私が言いかけていた言葉だったのに、中井くんの方が発してきたので私は驚いてしまう。
「折原さんの知らない人達と、知らない話題で盛り上がっちゃって。気分悪いよね、そんなの。……気づかなくてごめん」
ーーそんな感情、中井くんにはわからないと思っていた。人気者で、友達の多い彼には、私の孤独感なんて、想像すらできないと思っていた。
でも、彼は分かっていた。私が何も言っていないのにも関わらず。
「……違うの。中井くんは悪くないの」
涙ぐんで声を震わせながら言葉を紡ぐ。中井くんは私をじっと見て、聞いてくれている。
「私、中井くんと違って友達も少なくて。
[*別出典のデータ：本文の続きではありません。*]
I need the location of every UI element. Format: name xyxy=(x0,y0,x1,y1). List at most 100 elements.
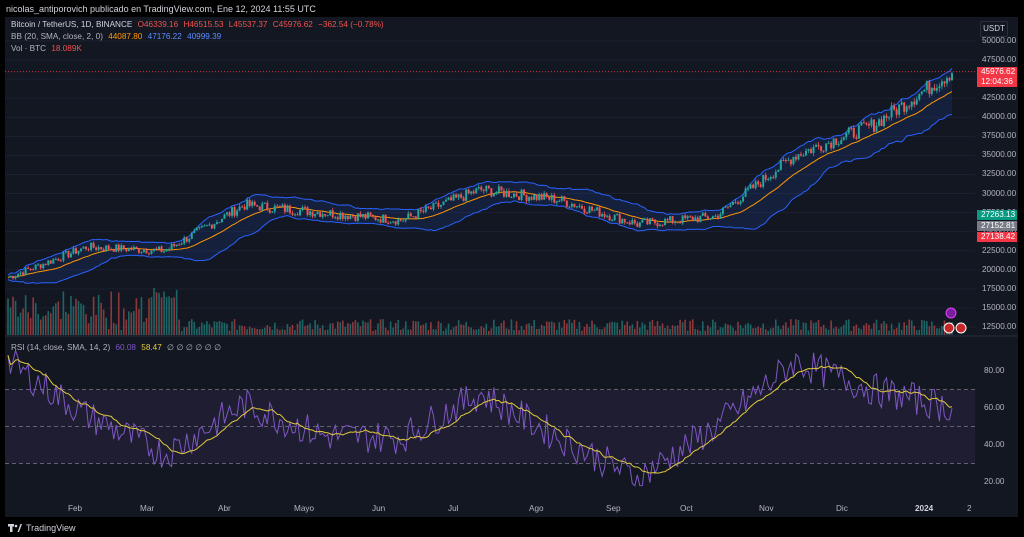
volume-bar xyxy=(294,330,296,335)
candle-body xyxy=(366,212,369,219)
candle-body xyxy=(596,207,599,211)
candle-body xyxy=(575,206,578,208)
candle-body xyxy=(492,192,495,197)
volume-bar xyxy=(623,324,626,335)
candle-body xyxy=(510,197,513,199)
lightning-event-icon xyxy=(945,307,957,319)
volume-bar xyxy=(893,329,895,335)
volume-bar xyxy=(369,319,372,335)
volume-bar xyxy=(767,330,770,335)
volume-bar xyxy=(397,319,399,335)
candle-body xyxy=(601,214,604,217)
candle-body xyxy=(54,258,57,260)
volume-bar xyxy=(508,329,510,335)
candle-body xyxy=(341,213,344,219)
volume-bar xyxy=(102,309,105,335)
candle-body xyxy=(241,206,244,208)
volume-bar xyxy=(77,301,80,335)
candle-body xyxy=(115,244,118,252)
brand-watermark[interactable]: TradingView xyxy=(8,523,76,533)
volume-bar xyxy=(520,325,523,335)
candle-body xyxy=(251,201,254,206)
candle-body xyxy=(714,215,717,217)
symbol-legend[interactable]: Bitcoin / TetherUS, 1D, BINANCE O46339.1… xyxy=(11,20,387,29)
price-tick-label: 32500.00 xyxy=(982,169,1017,179)
volume-bar xyxy=(107,328,110,335)
volume-bar xyxy=(727,324,729,335)
candle-body xyxy=(573,203,576,208)
bb-legend[interactable]: BB (20, SMA, close, 2, 0) 44087.80 47176… xyxy=(11,32,224,41)
rsi-legend[interactable]: RSI (14, close, SMA, 14, 2) 60.08 58.47 … xyxy=(11,342,224,352)
volume-bar xyxy=(135,298,138,335)
volume-bar xyxy=(409,329,412,335)
volume-bar xyxy=(404,321,407,335)
candle-body xyxy=(568,206,571,208)
candle-body xyxy=(520,189,523,201)
candle-body xyxy=(880,119,883,126)
candle-body xyxy=(233,207,236,216)
volume-bar xyxy=(14,300,17,335)
volume-bar xyxy=(22,308,24,335)
volume-bar xyxy=(279,330,281,335)
volume-bar xyxy=(747,322,749,335)
volume-bar xyxy=(878,329,880,335)
chart-pane[interactable] xyxy=(5,17,1018,517)
candle-body xyxy=(845,132,848,138)
published-caption: nicolas_antiporovich publicado en Tradin… xyxy=(6,4,316,14)
volume-bar xyxy=(236,329,238,335)
volume-bar xyxy=(39,319,42,335)
volume-bar xyxy=(480,326,483,335)
volume-bar xyxy=(399,329,402,335)
volume-bar xyxy=(734,330,737,335)
volume-bar xyxy=(545,321,548,335)
rsi-ma-line xyxy=(7,355,953,474)
volume-bar xyxy=(228,330,231,335)
candle-body xyxy=(731,202,734,205)
candle-body xyxy=(852,128,855,138)
candle-body xyxy=(437,202,440,207)
candle-body xyxy=(951,73,953,81)
candle-body xyxy=(553,195,556,203)
candle-body xyxy=(316,212,319,215)
volume-bar xyxy=(62,291,65,335)
candle-body xyxy=(432,202,435,210)
volume-bar xyxy=(868,324,870,335)
candle-body xyxy=(125,248,128,252)
candle-body xyxy=(127,248,130,252)
volume-bar xyxy=(382,319,384,335)
volume-bar xyxy=(130,312,133,335)
candle-body xyxy=(658,224,661,227)
volume-bar xyxy=(898,322,900,335)
candle-body xyxy=(900,102,903,105)
bb-basis-tag: 27152.81 xyxy=(977,221,1017,231)
volume-bar xyxy=(518,330,520,335)
candle-body xyxy=(948,78,951,81)
candle-body xyxy=(467,189,470,194)
bb-label: BB (20, SMA, close, 2, 0) xyxy=(11,32,103,41)
volume-bar xyxy=(472,329,475,335)
currency-unit-button[interactable]: USDT xyxy=(980,21,1008,37)
volume-bar xyxy=(188,321,191,335)
volume-bar xyxy=(926,321,928,335)
candle-body xyxy=(314,214,317,217)
candle-body xyxy=(100,247,103,250)
volume-bar xyxy=(550,321,553,335)
candle-body xyxy=(384,214,387,223)
candle-body xyxy=(180,243,183,245)
volume-bar xyxy=(578,321,581,335)
candle-body xyxy=(545,193,548,198)
candle-body xyxy=(364,214,367,219)
candle-body xyxy=(231,207,234,216)
symbol-title: Bitcoin / TetherUS, 1D, BINANCE xyxy=(11,20,133,29)
candle-body xyxy=(709,218,712,220)
candle-body xyxy=(898,104,901,115)
candle-body xyxy=(87,249,90,251)
volume-bar xyxy=(319,328,321,335)
candle-body xyxy=(628,222,631,225)
volume-bar xyxy=(470,327,472,335)
volume-legend[interactable]: Vol · BTC 18.089K xyxy=(11,44,85,53)
volume-bar xyxy=(694,328,697,335)
volume-bar xyxy=(128,311,130,335)
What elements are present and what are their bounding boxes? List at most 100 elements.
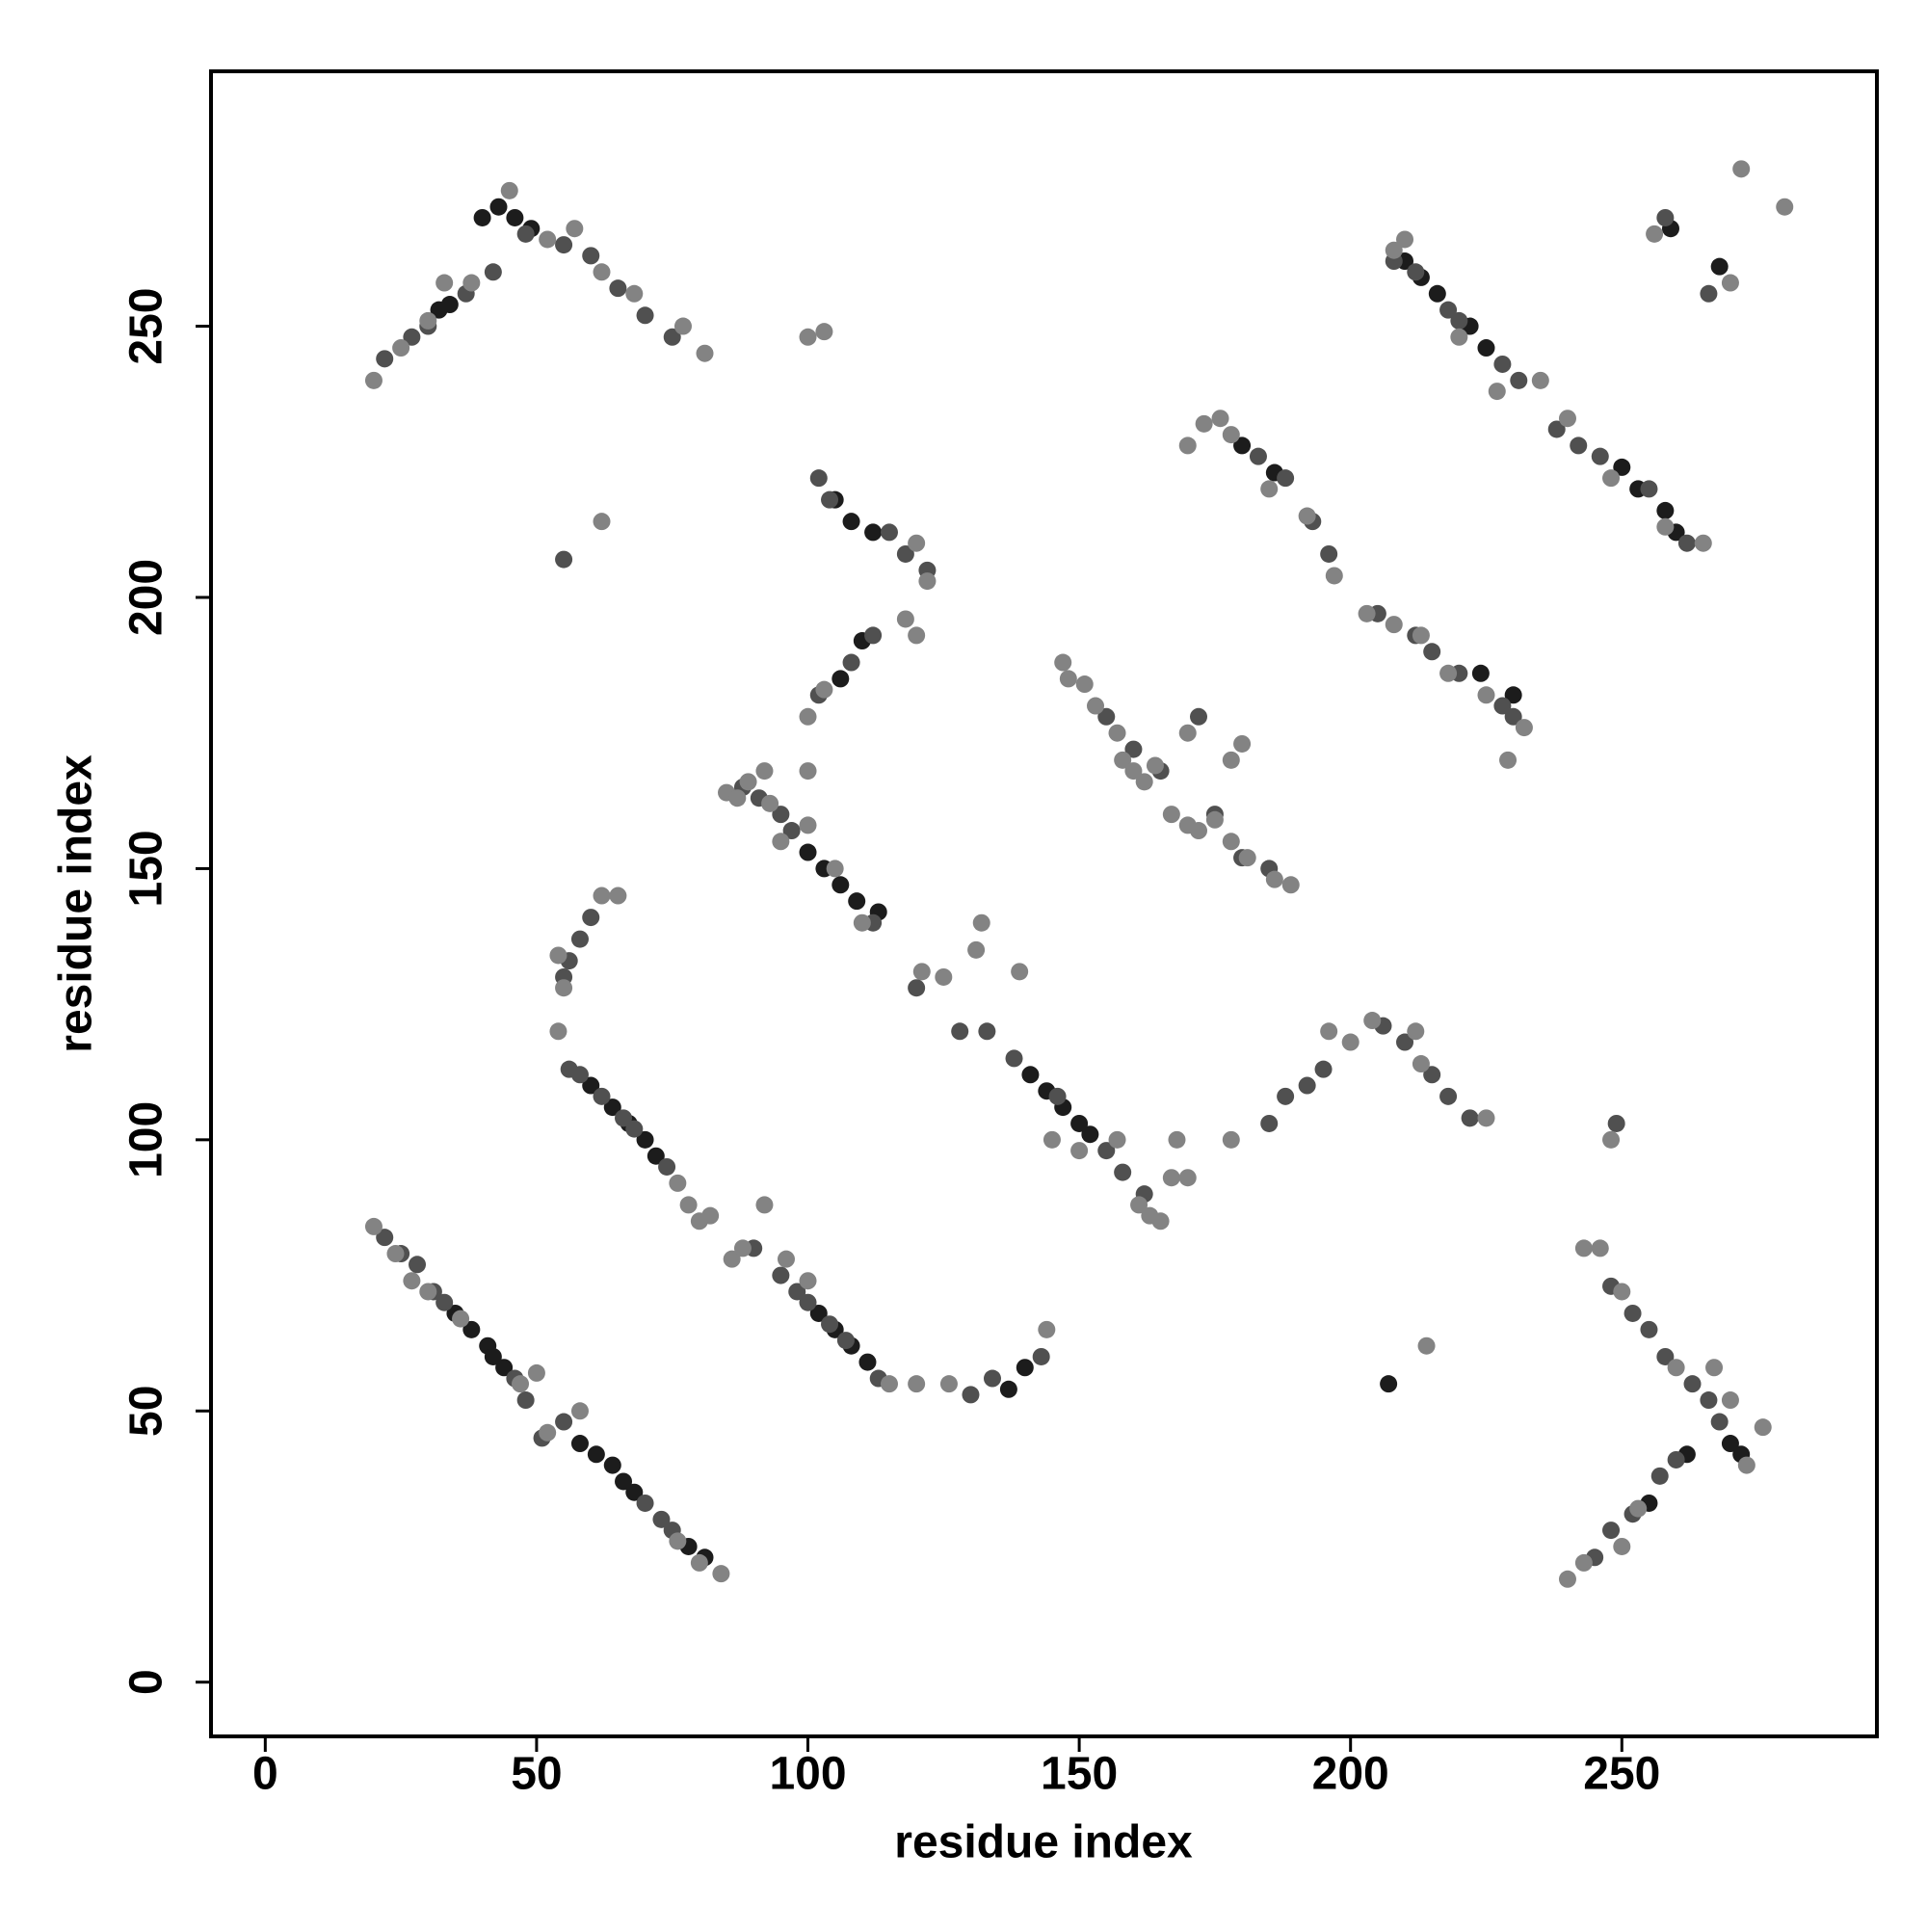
point <box>821 490 839 509</box>
point <box>799 762 817 781</box>
point <box>1656 208 1675 226</box>
point <box>1168 1130 1186 1149</box>
point <box>1222 1130 1240 1149</box>
point <box>1477 339 1495 357</box>
point <box>1298 507 1316 525</box>
point <box>1450 311 1468 330</box>
point <box>1574 1553 1593 1572</box>
point <box>636 1130 654 1149</box>
point <box>1190 707 1208 726</box>
point <box>555 1413 573 1431</box>
point <box>1591 1239 1609 1257</box>
point <box>1591 447 1609 465</box>
point <box>858 1353 877 1371</box>
point <box>1385 616 1403 634</box>
point <box>836 1332 855 1350</box>
point <box>853 913 871 932</box>
point <box>549 1022 568 1041</box>
point <box>462 1320 481 1338</box>
point <box>593 887 611 905</box>
point <box>1075 675 1094 694</box>
point <box>1776 198 1794 216</box>
point <box>625 1120 644 1138</box>
point <box>1205 810 1224 829</box>
point <box>609 887 627 905</box>
point <box>436 274 454 292</box>
point <box>566 220 584 238</box>
point <box>555 236 573 254</box>
point <box>615 1109 633 1127</box>
point <box>864 523 883 542</box>
point <box>1646 225 1664 243</box>
point <box>1721 1435 1739 1453</box>
point <box>1211 410 1229 428</box>
point <box>1238 849 1256 867</box>
point <box>799 1272 817 1290</box>
point <box>864 626 883 645</box>
point <box>593 513 611 531</box>
point <box>723 1250 741 1268</box>
point <box>555 979 573 997</box>
point <box>978 1022 996 1041</box>
point <box>1683 1375 1702 1393</box>
point <box>1130 1196 1148 1214</box>
point <box>1358 604 1376 622</box>
point <box>673 317 692 335</box>
point <box>908 979 926 997</box>
point <box>962 1386 980 1404</box>
point <box>1059 670 1077 688</box>
point <box>842 653 860 672</box>
point <box>1016 1359 1034 1377</box>
point <box>755 1196 774 1214</box>
point <box>582 1076 600 1095</box>
point <box>1504 707 1522 726</box>
point <box>1325 567 1343 585</box>
point <box>1574 1239 1593 1257</box>
point <box>733 1239 752 1257</box>
point <box>625 1483 644 1501</box>
x-tick-label: 50 <box>511 1749 562 1800</box>
point <box>440 296 459 314</box>
point <box>615 1472 633 1491</box>
point <box>799 816 817 834</box>
point <box>1656 1347 1675 1365</box>
point <box>473 208 491 226</box>
x-axis-label: residue index <box>894 1817 1193 1868</box>
point <box>1439 301 1458 319</box>
point <box>1450 328 1468 346</box>
point <box>908 1375 926 1393</box>
point <box>1178 724 1197 742</box>
y-tick-label: 100 <box>121 1101 172 1178</box>
point <box>967 940 986 959</box>
point <box>1471 664 1490 682</box>
point <box>1510 371 1528 389</box>
point <box>826 860 844 878</box>
point <box>652 1510 671 1528</box>
point <box>636 306 654 325</box>
point <box>983 1369 1001 1388</box>
point <box>1277 469 1295 488</box>
point <box>603 1456 621 1474</box>
point <box>1423 1066 1441 1084</box>
point <box>1558 410 1576 428</box>
point <box>1547 420 1566 438</box>
point <box>484 1347 502 1365</box>
point <box>1754 1418 1772 1437</box>
x-tick-label: 0 <box>252 1749 278 1800</box>
point <box>1629 1499 1648 1518</box>
point <box>658 1157 676 1176</box>
point <box>1178 437 1197 455</box>
x-tick-label: 100 <box>769 1749 846 1800</box>
point <box>403 1272 421 1290</box>
point <box>587 1445 605 1464</box>
x-tick-label: 250 <box>1583 1749 1660 1800</box>
point <box>1298 1076 1316 1095</box>
point <box>409 1256 427 1274</box>
point <box>593 1087 611 1105</box>
point <box>1114 1163 1132 1181</box>
point <box>896 610 914 628</box>
point <box>1570 437 1588 455</box>
point <box>815 680 833 699</box>
point <box>1623 1304 1642 1322</box>
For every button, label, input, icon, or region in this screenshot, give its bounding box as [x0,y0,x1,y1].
見た目も怖いし、口下手だから、人と打ち解けるのも苦手で……。だから中井くんがいなくなったらどうしよう、中井くんは人気者だから私がいなくても大丈夫なのかな、とか……。中井くんがさっきの子と仲良くしているの見てたら、いろいろ不安になっちゃって」
夜空には花火がひっきりなしに輝いていた。上がっては消え、また上がっては消える、儚い光。
「私には、中井くんしかいないから……怖くなっちゃって。だから、変な態度になっちゃったの。……本当に、ごめんね」
自分の後ろ向きな想いを、不安な気持ちを、私はしっかりと言葉にして、中井くんに伝えられた。